The bone-thinning disease called osteoporosis is a big problem for women past menopause. It causes painful spine fractures and broken hips that plunge many women into a final downward spiral.
So it seemed to make sense to monitor older women's bones on a regular basis to see when they need to start taking drugs that prevent bone loss and fractures. Since Medicare will pay for a bone-density scan every two years, that's what many women have been getting.
But a new study says it's not necessary for perhaps half of women over 67.
These women show no bone loss, or very little, on their first bone density scan. For them, the study says, it's not necessary to do another scan for 15 years.
For women whose initial bone scan shows a moderate level of bone loss, the study indicates another scan in five years. And for those with pronounced bone thinning – but not yet at a level considered osteoporosis – scanning should be done once a year to predict when a fracture may be imminent and drug therapy should begin.
The study appears in this week's New England Journal of Medicine.
Dr. Margaret Gourlay of the University of North Carolina, who led the study, told Shots her team didn't expect older women with normal or near-normal bone density would take so long to develop osteoporosis. Of the 5,000 women in the study, half were in this low-risk group at the age of 67.
Only 10 percent of them developed the disease over about 15 years. But for women with moderate bone loss at age 67, it took about five years for 10 percent to develop osteoporosis. And for women with the greatest degree of osteopenia, as this pre-osteoporosis condition is called, it took only a year for 10 percent of them to turn the corner into osteoporosis.
"We knew there would be a difference," Gourlay says. "We didn't expect that much of a difference."
The use of bone density scans has been controversial. Two years ago, NPR's Alix Spiegel reported that the test was originally promoted by drug maker Merck as a way of expanding the number of women using its drug Fosamax, which prevents bone loss.
Whatever its origins, bone scans have become an established part of medical practice. So the new federally financed study has important implications for older women and their doctors. "This paper provides useful guidance on how frequently people might need to be screened," says Anna Tosteson of Dartmouth Medical School.
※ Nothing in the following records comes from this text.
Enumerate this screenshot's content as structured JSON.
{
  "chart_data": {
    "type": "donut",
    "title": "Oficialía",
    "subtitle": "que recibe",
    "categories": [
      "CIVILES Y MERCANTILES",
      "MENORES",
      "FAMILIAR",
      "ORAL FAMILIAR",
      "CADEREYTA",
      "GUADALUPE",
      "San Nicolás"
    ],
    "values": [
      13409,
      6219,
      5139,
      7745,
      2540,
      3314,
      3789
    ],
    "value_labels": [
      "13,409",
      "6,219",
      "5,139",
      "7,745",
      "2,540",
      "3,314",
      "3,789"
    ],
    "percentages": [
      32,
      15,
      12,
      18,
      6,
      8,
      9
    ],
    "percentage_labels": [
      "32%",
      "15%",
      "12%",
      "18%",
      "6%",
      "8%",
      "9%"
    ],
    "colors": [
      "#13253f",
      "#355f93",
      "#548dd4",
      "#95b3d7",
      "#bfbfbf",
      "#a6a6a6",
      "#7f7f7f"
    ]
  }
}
Dr. Cliff Rosen, a bone specialist at Maine Medical Center, put it more bluntly. "This is going to make us think long and hard about what we 'know' from our data," he told Shots. "Like many things in medicine," he added, the prevailing notion that older women should have bone scans every two years "didn't come from anything scientific."
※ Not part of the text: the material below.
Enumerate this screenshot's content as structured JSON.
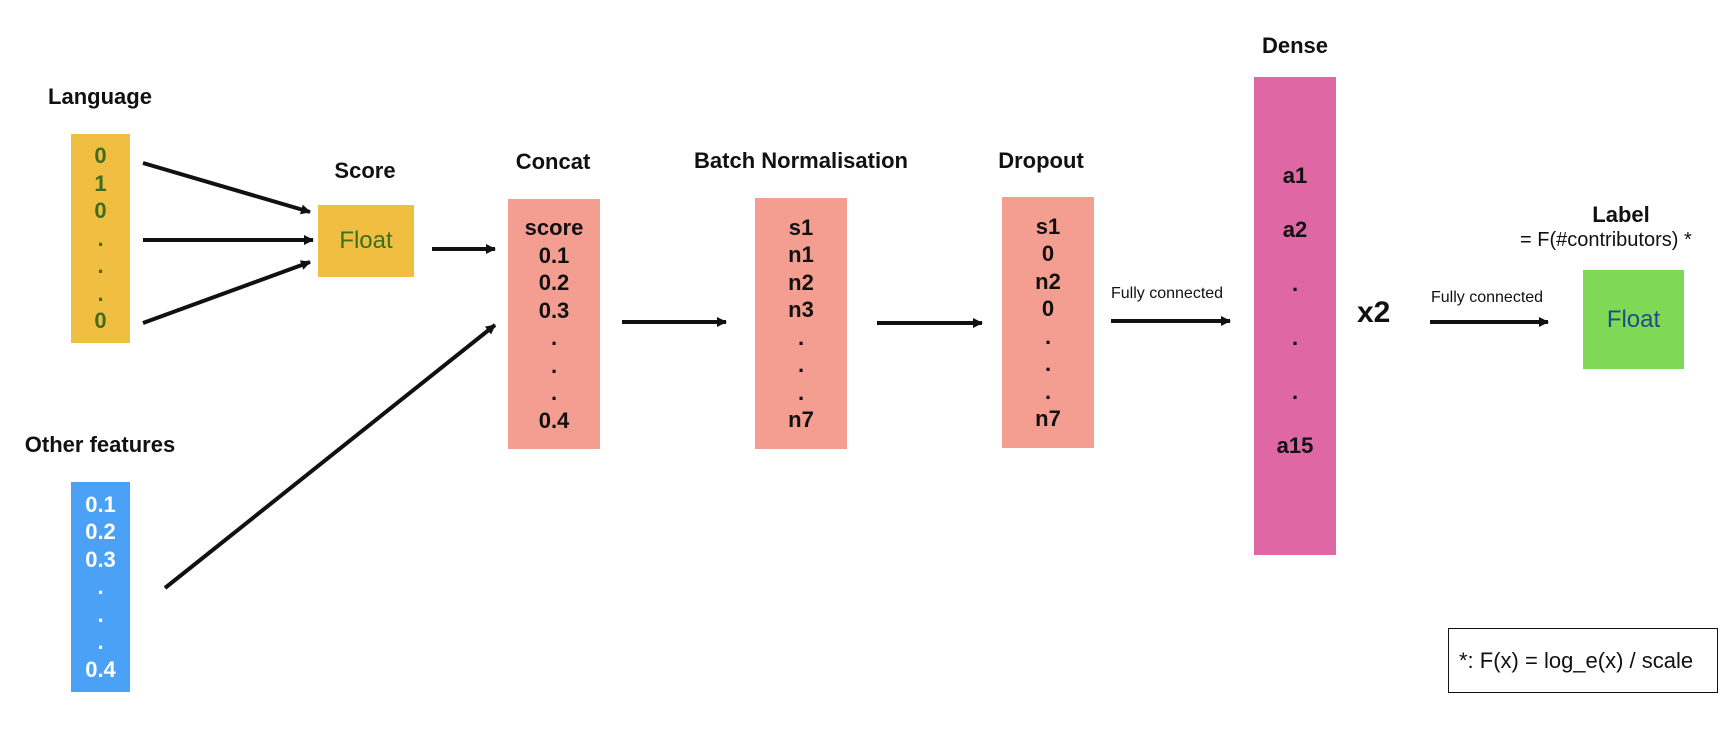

Many have argued, Rosen says, that "we're not going to wait for somebody to fracture before we start treating. We want to know how we can prevent those fractures. And we have good drugs. So tell us the time interval before we see people dropping into the danger zone. And that's what this paper tells us."
He predicts health care spending on bone density scans will go down "because we don't need to do the automatic every-two-years scan, which is what most providers are recommending.
"It will save Medicare dollars and target those people who really need closer monitoring and intervention," Rosen says.
Study author Gourlay isn't so sure about that. She acknowledges that many women are getting bone scans every two years "because Medicare will reimburse every two years."
But Gourlay points out that only 13 percent of Medicare-eligible women get a bone density scan in a given year – a sign that many aren't getting the baseline test that would inform their doctors what risk category they're in, and thus how often they should get a repeat scan.
"The main thing (this study) will do is not drastically cut down on bone density tests," Gourlay says. "We're hoping that people will just think about the test and that patients will ask for a first test more often. This is forgotten by both patients and primary care physicians."
She also says the bone density scan is not a perfect predictor of when a person is entering the osteoporosis danger zone. For example, it can't detect more subtle changes in the architecture of the bone.
So doctors need to pay attention to other osteoporosis risk factors, such as family history of osteoporosis, prior fracture after age 50, regular alcohol use, and medications such as steroids that cause bone loss.
Gourlay cautions against over-generalizing from the nearly all-white study group to other ethnic groups. And she stresses that the study doesn't apply to women under 67, who may have a different pattern of bone loss that will require a different schedule of bone scans. (For now, the U.S. Preventive Services Task Force does not generally recommend routine bone density scans until a woman reaches 65; it is silent about the frequency after that.)
The North Carolina group hopes to mine other data sources for clues on whether and how younger women should be screened for early signs of bone loss.